Toolkit for Tinkerers
- The Art of the Sonnet by Stephen Burt and David Mikics
Harvard, 451 pp, £25.95, May 2010, ISBN 978 0 674 04814 0
Sonnets have no rival. They’ve been written about kingfishers, love, squirrels, the moon (too often), God, despair, more love, grief, exultation, time, decay, church bells beyond the stars heard, war, statues, castles, rivers, revolutionaries, architecture, madness, seascapes, letters, kisses, and more or less everything else from apocalypse to zoos. Since its invention in 13th-century Sicily the sonnet has been the most versatile and enduring of poetic forms. It has been pumped with inscape and instress by Gerard Manley Hopkins, filled with sentiment by Anna Seward, cut and pasted by Ted Berrigan (his 1964 Sonnets were apparently assembled with the help of the 1960s equivalent of a Pritt Stick), and worked into a tortuous frenzy by Michelangelo. Blank verse and the heroic couplet, the staples of English versification from the 16th to the 19th century, seem small-timers by comparison. Sestinas have come and gone. Ottava rima and rhyme royal had their day, but lost favour when readers ceased to want long poems which combined storytelling with epigrammatic cleverness. Even now, when set poetic forms are generally snarled or snored at, the sonnet is probably the only verse shape that almost all literate people would be able to identify, if only through having seen Shakespeare’s ‘Let me not to the marriage of true minds’ printed in the order of service at weddings. Most people of a certain age could recite a sonnet or two by Wilfred Owen, or Keats, or Shakespeare.
How did this half-page filler, a half-pint form of a mere 14 lines, come to be so successful? From a reader’s point of view the answer is obvious. A sonnet is short enough not to get lost in but long enough to encompass at least one thought and probably a counter-thought too. They’re teachable and learnable. From a poet’s perspective the sonnet is a dream of organised flexibility, offering both liberties and bounds. For large portions of English literary history the word ‘sonnet’ could be used to describe more or less any short poem, but even the narrow definition favoured by the OED (‘14 decasyllabic lines, with rhymes arranged according to one or other of certain definite schemes’) allows for ingenious transformation.
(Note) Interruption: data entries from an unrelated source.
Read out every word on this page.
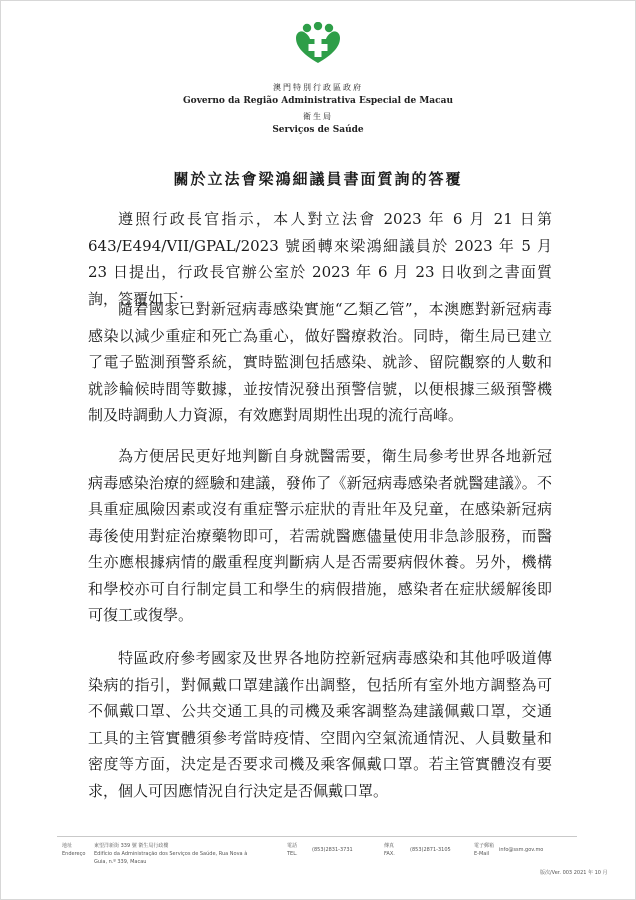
澳門特別行政區政府
Governo da Região Administrativa Especial de Macau
衛生局
Serviços de Saúde
關於立法會梁鴻細議員書面質詢的答覆

遵照行政長官指示，本人對立法會 2023 年 6 月 21 日第 643/E494/VII/GPAL/2023 號函轉來梁鴻細議員於 2023 年 5 月 23 日提出，行政長官辦公室於 2023 年 6 月 23 日收到之書面質詢，答覆如下：

隨着國家已對新冠病毒感染實施“乙類乙管”，本澳應對新冠病毒感染以減少重症和死亡為重心，做好醫療救治。同時，衛生局已建立了電子監測預警系統，實時監測包括感染、就診、留院觀察的人數和就診輪候時間等數據，並按情況發出預警信號，以便根據三級預警機制及時調動人力資源，有效應對周期性出現的流行高峰。

為方便居民更好地判斷自身就醫需要，衛生局參考世界各地新冠病毒感染治療的經驗和建議，發佈了《新冠病毒感染者就醫建議》。不具重症風險因素或沒有重症警示症狀的青壯年及兒童，在感染新冠病毒後使用對症治療藥物即可，若需就醫應儘量使用非急診服務，而醫生亦應根據病情的嚴重程度判斷病人是否需要病假休養。另外，機構和學校亦可自行制定員工和學生的病假措施，感染者在症狀緩解後即可復工或復學。

特區政府參考國家及世界各地防控新冠病毒感染和其他呼吸道傳染病的指引，對佩戴口罩建議作出調整，包括所有室外地方調整為可不佩戴口罩、公共交通工具的司機及乘客調整為建議佩戴口罩，交通工具的主管實體須參考當時疫情、空間內空氣流通情況、人員數量和密度等方面，決定是否要求司機及乘客佩戴口罩。若主管實體沒有要求，個人可因應情況自行決定是否佩戴口罩。

地址
Endereço
東望洋新街 339 號 衛生局行政樓
Edifício da Administração dos Serviços de Saúde, Rua Nova à
Guia, n.º 339, Macau
電話
TEL.
(853)2831-3731
傳真
FAX.
(853)2871-3105
電子郵箱
E-Mail
info@ssm.gov.mo
版次/Ver. 003 2021 年 10 月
Fourteen is a good number to divide up. It can yield three quatrains and a couplet (the so-called Shakespearean sonnet, actually first used in the late Henrician period), or an octave and a sestet (the Petrarchan form, actually found as early as Dante), or even a set of seven couplets. Within each of these variations there may be further variations: do the quatrains hide a couplet within them (abba) or do they make up a couplet of rhymes (abab)? Should ‘a’ and ‘b’ rhymes dominate the octave, or can ‘c’ and ‘d’ jostle their way in too? The sonnet is a toolkit for tinkerers, and its formal flexibility can be matched by shifts and tricks in argument: poets who liked to turn things upside down could begin with a six-line rhymed unit (as Shelley did to evoke the topsy-turvy world of ‘England in 1819’), or use quatrain to refute quatrain, or break up the quatrains into couplets in quizzical dialogue with each other – as Alison Brackenbury does in her mischievous sonnet of 2004 called ‘Homework. Write a Sonnet. About Love?’
When poets have written about the sonnet they have tended to represent it as a small orderly space. Samuel Daniel is often quoted as having said: ‘is it not most delightful to see much excellently ordered in a small room?’ But he preceded that remark by commenting ‘especially seeing our passions are often without measure’, and potentially measureless freedoms also seem to come into poets’ minds when they think of the sonnet. That’s probably true even of Wordsworth’s declaration that ‘Nuns fret not at their convent’s narrow room’ and that ‘’twas pastime to be bound/Within the Sonnet’s scanty plot of ground.’ As Leigh Hunt drily noted in The Book of the Sonnet (1867), ‘thousands of nuns, there is no doubt, have fretted horribly, and do fret.’ That surely was part of Wordsworth’s point: a sonnet is not just an orderly space, but one which contains a passion or a thought fretting to get out. And that’s why, throughout its history, the sonnet has appealed to people who think of themselves as innovators or modernists – as Petrarch, Sidney, Dante, Michelangelo and Shakespeare did, as well as more recent experimenters such as Hopkins, John Berryman or the sub-Prynnean Tony Lopez. Donne and Hopkins used sonnets as vehicles for religious anguish because it’s so easy to suggest that they’re buckling under pressure, that the spirit will not run true to the form, or to God. The sonnet has a structure that invites mild rebellion. Its formal restrictions suggest less the unfretful Mother Teresa than the Julie Andrews kind of nun, who might just want to rip off the wimple and sing.